Sean Walton Jr., an attorney for Young’s family, told the Washington Post, “If we had video evidence of a citizen committing an act that appeared to be a murder, there would not be a long investigation [beforehand]; that suspect would be identified and that suspect would be charged.” 

Blendon Township Police Chief John Belford maintained that the officers who were involved in the shooting of Young were, in fact, victims.

Belford cited Marsy’s Law, which is a crime victims rights amendment. In the state of Ohio, according to Marsy’s Law For Ohio, the law ensures that “victims of violent crime have the same co-equal rights as the accused and convicted–nothing more, nothing less.”

The officer who did not shoot Young was allowed to go back out on active duty because the 15-person police department in Blendon, a suburb of Columbus, is understaffed. 

However, the family, along with Walton, was able to piece together the identity of the man who shot and killed Young. Through the evidence available to them, namely eyewitnesses and badge number information, they believe the officer allegedly responsible is Connor Grubb.

Marsy’s Law is named after a 21-year-old California woman Marsalee Nicholas, who was shot and killed in 1983 by her boyfriend.
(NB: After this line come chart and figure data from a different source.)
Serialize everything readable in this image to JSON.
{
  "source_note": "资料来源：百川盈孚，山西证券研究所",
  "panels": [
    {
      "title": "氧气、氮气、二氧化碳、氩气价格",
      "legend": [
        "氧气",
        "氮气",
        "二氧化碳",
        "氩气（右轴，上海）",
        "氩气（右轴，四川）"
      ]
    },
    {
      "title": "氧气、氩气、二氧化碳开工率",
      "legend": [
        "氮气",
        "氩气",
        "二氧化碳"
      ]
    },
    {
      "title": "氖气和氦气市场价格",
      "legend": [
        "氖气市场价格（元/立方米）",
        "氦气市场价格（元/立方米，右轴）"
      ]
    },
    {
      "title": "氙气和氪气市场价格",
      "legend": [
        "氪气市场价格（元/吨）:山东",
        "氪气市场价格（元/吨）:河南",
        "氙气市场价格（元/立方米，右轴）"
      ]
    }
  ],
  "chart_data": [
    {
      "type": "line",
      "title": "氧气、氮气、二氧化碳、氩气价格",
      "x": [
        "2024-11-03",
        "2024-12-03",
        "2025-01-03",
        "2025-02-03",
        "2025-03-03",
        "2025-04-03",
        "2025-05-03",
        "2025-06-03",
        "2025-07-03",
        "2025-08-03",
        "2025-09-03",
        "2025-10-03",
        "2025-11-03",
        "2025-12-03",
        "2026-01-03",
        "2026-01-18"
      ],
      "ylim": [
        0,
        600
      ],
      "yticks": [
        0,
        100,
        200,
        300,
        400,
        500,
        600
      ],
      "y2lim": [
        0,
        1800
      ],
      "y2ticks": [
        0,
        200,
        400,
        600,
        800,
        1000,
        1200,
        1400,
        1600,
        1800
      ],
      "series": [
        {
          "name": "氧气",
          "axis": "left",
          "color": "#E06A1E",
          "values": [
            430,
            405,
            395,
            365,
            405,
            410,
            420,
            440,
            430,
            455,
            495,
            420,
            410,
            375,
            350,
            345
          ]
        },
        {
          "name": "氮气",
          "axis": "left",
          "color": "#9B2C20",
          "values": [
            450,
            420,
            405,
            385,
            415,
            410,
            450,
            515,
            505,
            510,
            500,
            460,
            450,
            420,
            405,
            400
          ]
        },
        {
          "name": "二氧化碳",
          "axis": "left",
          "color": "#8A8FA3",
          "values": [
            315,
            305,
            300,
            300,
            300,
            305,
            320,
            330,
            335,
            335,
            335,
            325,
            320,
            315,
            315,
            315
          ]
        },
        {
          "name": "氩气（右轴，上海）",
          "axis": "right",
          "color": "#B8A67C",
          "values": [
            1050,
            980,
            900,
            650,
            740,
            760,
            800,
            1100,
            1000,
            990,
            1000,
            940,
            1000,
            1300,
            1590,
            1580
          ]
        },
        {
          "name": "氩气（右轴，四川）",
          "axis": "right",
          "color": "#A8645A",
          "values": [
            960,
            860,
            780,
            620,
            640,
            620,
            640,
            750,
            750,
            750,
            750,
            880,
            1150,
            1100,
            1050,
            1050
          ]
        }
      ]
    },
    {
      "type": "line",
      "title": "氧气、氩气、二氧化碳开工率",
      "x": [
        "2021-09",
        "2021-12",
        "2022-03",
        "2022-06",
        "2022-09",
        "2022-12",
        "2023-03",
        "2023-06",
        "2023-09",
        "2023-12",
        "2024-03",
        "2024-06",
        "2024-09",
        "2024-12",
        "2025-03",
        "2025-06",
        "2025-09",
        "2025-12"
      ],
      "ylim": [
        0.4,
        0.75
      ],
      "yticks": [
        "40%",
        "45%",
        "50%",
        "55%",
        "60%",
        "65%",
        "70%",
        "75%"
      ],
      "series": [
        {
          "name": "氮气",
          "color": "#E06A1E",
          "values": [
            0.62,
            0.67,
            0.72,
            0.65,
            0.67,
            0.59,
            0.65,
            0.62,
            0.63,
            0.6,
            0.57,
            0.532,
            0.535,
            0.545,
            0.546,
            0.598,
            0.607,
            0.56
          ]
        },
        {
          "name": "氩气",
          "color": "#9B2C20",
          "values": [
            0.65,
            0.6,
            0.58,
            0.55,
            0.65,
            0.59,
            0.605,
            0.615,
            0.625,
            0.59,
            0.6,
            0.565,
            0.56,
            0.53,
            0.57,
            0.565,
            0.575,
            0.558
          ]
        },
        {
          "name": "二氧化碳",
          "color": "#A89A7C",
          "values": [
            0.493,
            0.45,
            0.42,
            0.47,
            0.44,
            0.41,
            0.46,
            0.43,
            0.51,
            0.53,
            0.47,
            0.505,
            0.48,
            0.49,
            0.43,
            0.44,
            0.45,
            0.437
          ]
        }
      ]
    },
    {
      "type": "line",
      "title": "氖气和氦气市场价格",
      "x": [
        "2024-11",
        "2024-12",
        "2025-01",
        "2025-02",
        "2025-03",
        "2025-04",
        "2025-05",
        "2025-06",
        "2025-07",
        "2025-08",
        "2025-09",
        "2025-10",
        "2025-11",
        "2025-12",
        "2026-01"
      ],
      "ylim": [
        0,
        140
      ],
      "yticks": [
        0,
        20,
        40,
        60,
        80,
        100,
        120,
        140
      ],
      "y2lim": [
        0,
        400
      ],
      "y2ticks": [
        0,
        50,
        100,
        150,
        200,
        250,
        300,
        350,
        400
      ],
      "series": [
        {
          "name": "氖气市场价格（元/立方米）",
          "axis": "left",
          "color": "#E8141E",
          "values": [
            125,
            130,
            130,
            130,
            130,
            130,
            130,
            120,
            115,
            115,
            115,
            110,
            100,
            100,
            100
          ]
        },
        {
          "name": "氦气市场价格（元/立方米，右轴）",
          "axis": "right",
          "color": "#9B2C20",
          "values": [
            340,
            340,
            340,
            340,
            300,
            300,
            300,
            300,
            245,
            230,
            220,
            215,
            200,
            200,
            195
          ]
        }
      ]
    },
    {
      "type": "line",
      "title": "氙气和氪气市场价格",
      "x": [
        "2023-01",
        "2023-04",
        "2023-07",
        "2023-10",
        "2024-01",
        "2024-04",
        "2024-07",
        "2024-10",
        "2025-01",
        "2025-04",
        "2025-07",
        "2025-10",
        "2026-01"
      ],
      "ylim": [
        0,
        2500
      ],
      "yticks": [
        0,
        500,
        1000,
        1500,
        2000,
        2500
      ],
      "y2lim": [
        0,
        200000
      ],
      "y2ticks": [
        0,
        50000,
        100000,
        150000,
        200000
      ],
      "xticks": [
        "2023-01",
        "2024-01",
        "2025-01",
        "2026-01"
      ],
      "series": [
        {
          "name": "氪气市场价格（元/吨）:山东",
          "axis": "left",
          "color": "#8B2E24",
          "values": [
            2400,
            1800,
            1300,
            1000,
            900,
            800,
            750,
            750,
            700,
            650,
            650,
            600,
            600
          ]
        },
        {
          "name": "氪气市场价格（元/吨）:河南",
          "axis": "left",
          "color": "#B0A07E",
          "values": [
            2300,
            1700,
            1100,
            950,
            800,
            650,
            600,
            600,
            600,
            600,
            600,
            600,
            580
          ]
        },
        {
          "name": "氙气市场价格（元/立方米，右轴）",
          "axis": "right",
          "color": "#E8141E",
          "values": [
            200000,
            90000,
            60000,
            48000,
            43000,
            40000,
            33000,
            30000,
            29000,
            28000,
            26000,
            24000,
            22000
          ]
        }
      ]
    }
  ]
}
The law carrying her name passed in California in 2008, and it allowed victims to redact their names, addresses, or other information that could identify them from public records related to the open case.

As the law has been adopted by multiple states, police departments have used it to keep officers involved in use-of-force incidents, like Grubb, from being named. 
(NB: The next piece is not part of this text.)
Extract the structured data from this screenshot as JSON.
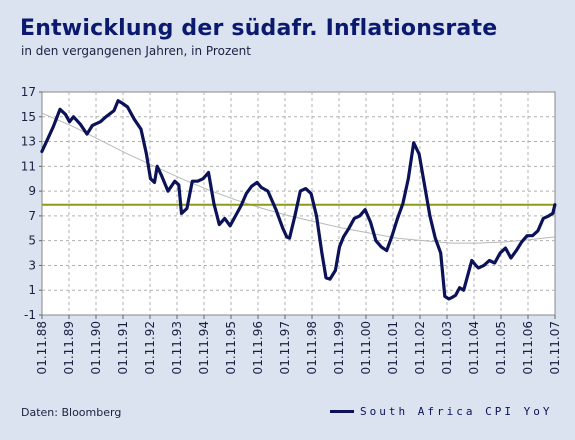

Fred Gittes, a Columbus attorney who specializes in police misconduct, privacy, and public records cases, told the Washington Post, “Police officers are public servants, licensed to kill, and we need to know who they are.”

Gittes also said that the police are twisting the original intent of the law and their status as public servants means that they should not get to hide behind a law intended to protect actual victims of crimes from retaliation.

Young’s grandmother Nadine Young has characterized the behavior of the police as “dishonest” and told the Post before Ta’Kiya’s funeral, “An apology would not be genuine at this point; it has been weeks since Kiya’s murder. I want [Grubb] held accountable.

“All she wanted was a place of her own and she had been approved for her own place in Sandusky days before her murder,” Nadine Young added. “That’s been heavy on my mind and heart … that she achieved that goal.”